風に揺らめくカーテンの奥には、二匹のドラゴンが下り立っていた。白のヘルシリアと黒のラドンが空へ咆哮を上げる。






「久しぶりですね、怪物の同胞たち」





「よォ、元気にしてたかァー?」





青藍の瞳の人間離れした美貌を持つ青年は、悠然と席を立つ私たちにほくそ笑む。守の怪物、ケルベロスの名を保持するレイヴァール様だ。






その隣に立つ紺藍の瞳の青年は戦闘狂染みた笑みを浮かべていて、それでいても人間という域を超え人の手が掛けられたような――まぁ、人間離れした絶世の美男という顔だ。なんとも憎たらしい。






彼の名はメルキゼデク。蛇の怪物ヨルムガンドの名を振りかざす怪物たちの統率者。暴君、狂暴、凶悪、極悪、冷徹、非道などといった様々な負のレッテルを身に纏って歩いているような男であることを言っておく。







「メル兄様、レイ兄様、遅刻です。ヘルシリアとラドンを放して、さっさと席に着いてください」






周りの男共―彩帝国側も含め―美形ばかりだなんて、面白くもない。






「おーおー、久しぶりの師匠に冷たいねェ?」





「まぁまぁ、僕たちが一番遅かったんですから。メルキゼデク、早く宝を起こしてくださいよ」






ケラケラと笑うメル兄様、そんなメル兄様に殺意を覚える私を知って知らずかレイヴァール様ことレイ兄様は笑って宥める。

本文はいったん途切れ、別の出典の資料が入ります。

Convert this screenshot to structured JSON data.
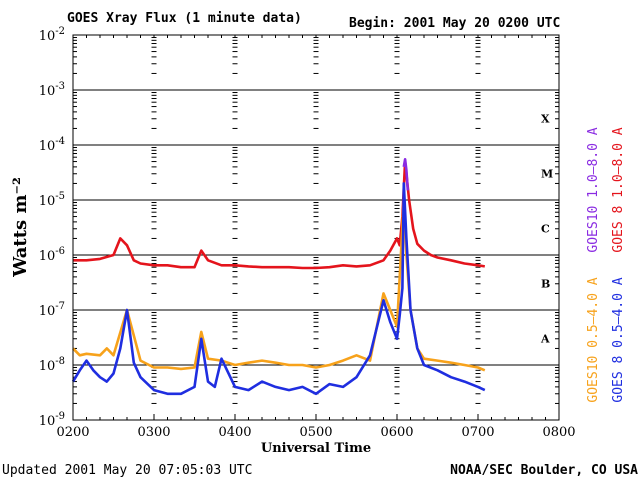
{
  "header": {
    "title": "GOES Xray Flux (1 minute data)",
    "begin": "Begin: 2001 May 20 0200 UTC"
  },
  "footer": {
    "updated": "Updated 2001 May 20 07:05:03 UTC",
    "credit": "NOAA/SEC Boulder, CO USA"
  },
  "colors": {
    "goes10_long": "#8a2be2",
    "goes8_long": "#e4141c",
    "goes10_short": "#f7a21b",
    "goes8_short": "#1f2ee0",
    "grid": "#000000"
  },
  "chart_data": {
    "type": "line",
    "title": "GOES Xray Flux (1 minute data)",
    "xlabel": "Universal Time",
    "ylabel": "Watts m⁻²",
    "xlim": [
      "0200",
      "0800"
    ],
    "ylim": [
      1e-09,
      0.01
    ],
    "yscale": "log",
    "x_ticks": [
      "0200",
      "0300",
      "0400",
      "0500",
      "0600",
      "0700",
      "0800"
    ],
    "y_ticks": [
      {
        "base": "10",
        "exp": "-2"
      },
      {
        "base": "10",
        "exp": "-3"
      },
      {
        "base": "10",
        "exp": "-4"
      },
      {
        "base": "10",
        "exp": "-5"
      },
      {
        "base": "10",
        "exp": "-6"
      },
      {
        "base": "10",
        "exp": "-7"
      },
      {
        "base": "10",
        "exp": "-8"
      },
      {
        "base": "10",
        "exp": "-9"
      }
    ],
    "flare_classes": [
      {
        "label": "X",
        "flux": 0.0001
      },
      {
        "label": "M",
        "flux": 1e-05
      },
      {
        "label": "C",
        "flux": 1e-06
      },
      {
        "label": "B",
        "flux": 1e-07
      },
      {
        "label": "A",
        "flux": 1e-08
      }
    ],
    "legend": [
      {
        "text": "GOES10 1.0–8.0 A",
        "color": "#8a2be2"
      },
      {
        "text": "GOES 8 1.0–8.0 A",
        "color": "#e4141c"
      },
      {
        "text": "GOES10 0.5–4.0 A",
        "color": "#f7a21b"
      },
      {
        "text": "GOES 8 0.5–4.0 A",
        "color": "#1f2ee0"
      }
    ],
    "series": [
      {
        "name": "GOES 8 1.0–8.0 A",
        "color": "#e4141c",
        "x": [
          "0200",
          "0210",
          "0220",
          "0230",
          "0235",
          "0240",
          "0245",
          "0250",
          "0300",
          "0310",
          "0320",
          "0330",
          "0335",
          "0340",
          "0350",
          "0400",
          "0410",
          "0420",
          "0430",
          "0440",
          "0450",
          "0500",
          "0510",
          "0520",
          "0530",
          "0540",
          "0550",
          "0555",
          "0600",
          "0602",
          "0604",
          "0606",
          "0607",
          "0609",
          "0612",
          "0615",
          "0620",
          "0625",
          "0630",
          "0640",
          "0650",
          "0700",
          "0705"
        ],
        "y": [
          8e-07,
          8e-07,
          8.5e-07,
          1e-06,
          2e-06,
          1.5e-06,
          8e-07,
          7e-07,
          6.5e-07,
          6.5e-07,
          6e-07,
          6e-07,
          1.2e-06,
          8e-07,
          6.5e-07,
          6.5e-07,
          6.2e-07,
          6e-07,
          6e-07,
          6e-07,
          5.8e-07,
          5.8e-07,
          6e-07,
          6.5e-07,
          6.2e-07,
          6.5e-07,
          8e-07,
          1.2e-06,
          2e-06,
          1.5e-06,
          5e-06,
          5e-05,
          3e-05,
          1e-05,
          3e-06,
          1.6e-06,
          1.2e-06,
          1e-06,
          9e-07,
          8e-07,
          7e-07,
          6.5e-07,
          6.2e-07
        ]
      },
      {
        "name": "GOES10 1.0–8.0 A",
        "color": "#8a2be2",
        "x": [
          "0605",
          "0606",
          "0607",
          "0608"
        ],
        "y": [
          4e-05,
          5.5e-05,
          3.5e-05,
          1.5e-05
        ]
      },
      {
        "name": "GOES10 0.5–4.0 A",
        "color": "#f7a21b",
        "x": [
          "0200",
          "0205",
          "0210",
          "0220",
          "0225",
          "0230",
          "0240",
          "0250",
          "0300",
          "0310",
          "0320",
          "0330",
          "0335",
          "0340",
          "0350",
          "0400",
          "0410",
          "0420",
          "0430",
          "0440",
          "0450",
          "0500",
          "0510",
          "0520",
          "0530",
          "0540",
          "0550",
          "0600",
          "0602",
          "0605",
          "0607",
          "0610",
          "0615",
          "0620",
          "0630",
          "0640",
          "0650",
          "0700",
          "0705"
        ],
        "y": [
          2e-08,
          1.5e-08,
          1.6e-08,
          1.5e-08,
          2e-08,
          1.5e-08,
          1e-07,
          1.2e-08,
          9e-09,
          9e-09,
          8.5e-09,
          9e-09,
          4e-08,
          1.3e-08,
          1.2e-08,
          1e-08,
          1.1e-08,
          1.2e-08,
          1.1e-08,
          1e-08,
          1e-08,
          9e-09,
          1e-08,
          1.2e-08,
          1.5e-08,
          1.2e-08,
          2e-07,
          5e-08,
          4e-07,
          1e-05,
          1e-06,
          1e-07,
          2e-08,
          1.3e-08,
          1.2e-08,
          1.1e-08,
          1e-08,
          9e-09,
          8e-09
        ]
      },
      {
        "name": "GOES 8 0.5–4.0 A",
        "color": "#1f2ee0",
        "x": [
          "0200",
          "0205",
          "0210",
          "0215",
          "0220",
          "0225",
          "0230",
          "0235",
          "0240",
          "0245",
          "0250",
          "0300",
          "0310",
          "0320",
          "0330",
          "0335",
          "0340",
          "0345",
          "0350",
          "0400",
          "0410",
          "0420",
          "0430",
          "0440",
          "0450",
          "0500",
          "0510",
          "0520",
          "0530",
          "0540",
          "0550",
          "0555",
          "0600",
          "0602",
          "0604",
          "0605",
          "0607",
          "0610",
          "0615",
          "0620",
          "0630",
          "0640",
          "0650",
          "0700",
          "0705"
        ],
        "y": [
          5e-09,
          8e-09,
          1.2e-08,
          8e-09,
          6e-09,
          5e-09,
          7e-09,
          2e-08,
          1e-07,
          1.1e-08,
          6e-09,
          3.5e-09,
          3e-09,
          3e-09,
          4e-09,
          3e-08,
          5e-09,
          4e-09,
          1.3e-08,
          4e-09,
          3.5e-09,
          5e-09,
          4e-09,
          3.5e-09,
          4e-09,
          3e-09,
          4.5e-09,
          4e-09,
          6e-09,
          1.5e-08,
          1.5e-07,
          6e-08,
          3e-08,
          8e-08,
          2.5e-07,
          2e-05,
          2e-06,
          1e-07,
          2e-08,
          1e-08,
          8e-09,
          6e-09,
          5e-09,
          4e-09,
          3.5e-09
        ]
      }
    ]
  }
}
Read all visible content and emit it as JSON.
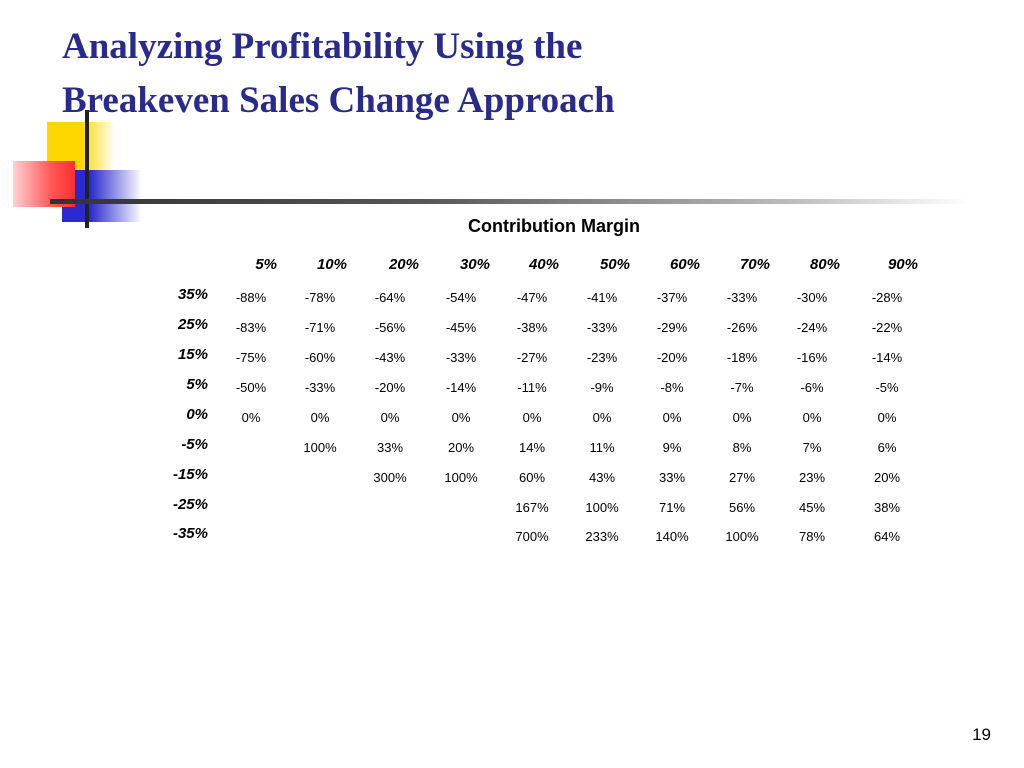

エノクの宝であるアマルティア様は夢うつつの境目を彷徨っていることだろう。怪物が全員揃ったと言えど、目を覚ました様子が見えない。






「アマルティア、随分と細くなったなァ」





「ずっと寝てますから当然です。早く起こしてください」






「ルゥ、あとでじっくり話しような。仮にも師匠、お前等怪物の統率者に向かってその態度は頂けねェよ」





「ならば、統率者らしい態度をしたら良いではありませんか」






ベール越しにメル兄様を見つめる。メル兄様も、割と苛ついているらしい。暴君、狂暴ではあるが気は長い方だ。滅多にキレることはない。その辺は、統率者に向いているのではないかと私は思っているが。






「ちっ、一体誰に似たんだか。アシェルとシェザードにゃない部分だな」






「では、師匠である貴方に似たんでしょうね。私の性格云々は良いですから、早くアマルティア様を起こしてください。我等は、待っているのですよ?」






後で絶対に話をしような、とメル兄様から呟かれるがあえて聞き流す。話ではない、説教になるのが目に見えている。





メル兄様は、バルコニーの敷居を超えてアマルティア様に近付いて行く。カツカツと響く音は、着実にアマルティア様との距離を縮めるもの。







「――起きろ。目覚めの時間だ、アマルティア」






張りと艶のあるバリトンの宣告と同時に、ピクリと動いた瞼が上がり紫紺の瞳が虚ろではあるが宙を彷徨う。そして、ゆっくりと繰り返される瞬きのあと、ようやく紫紺の瞳は私たちを捉えた。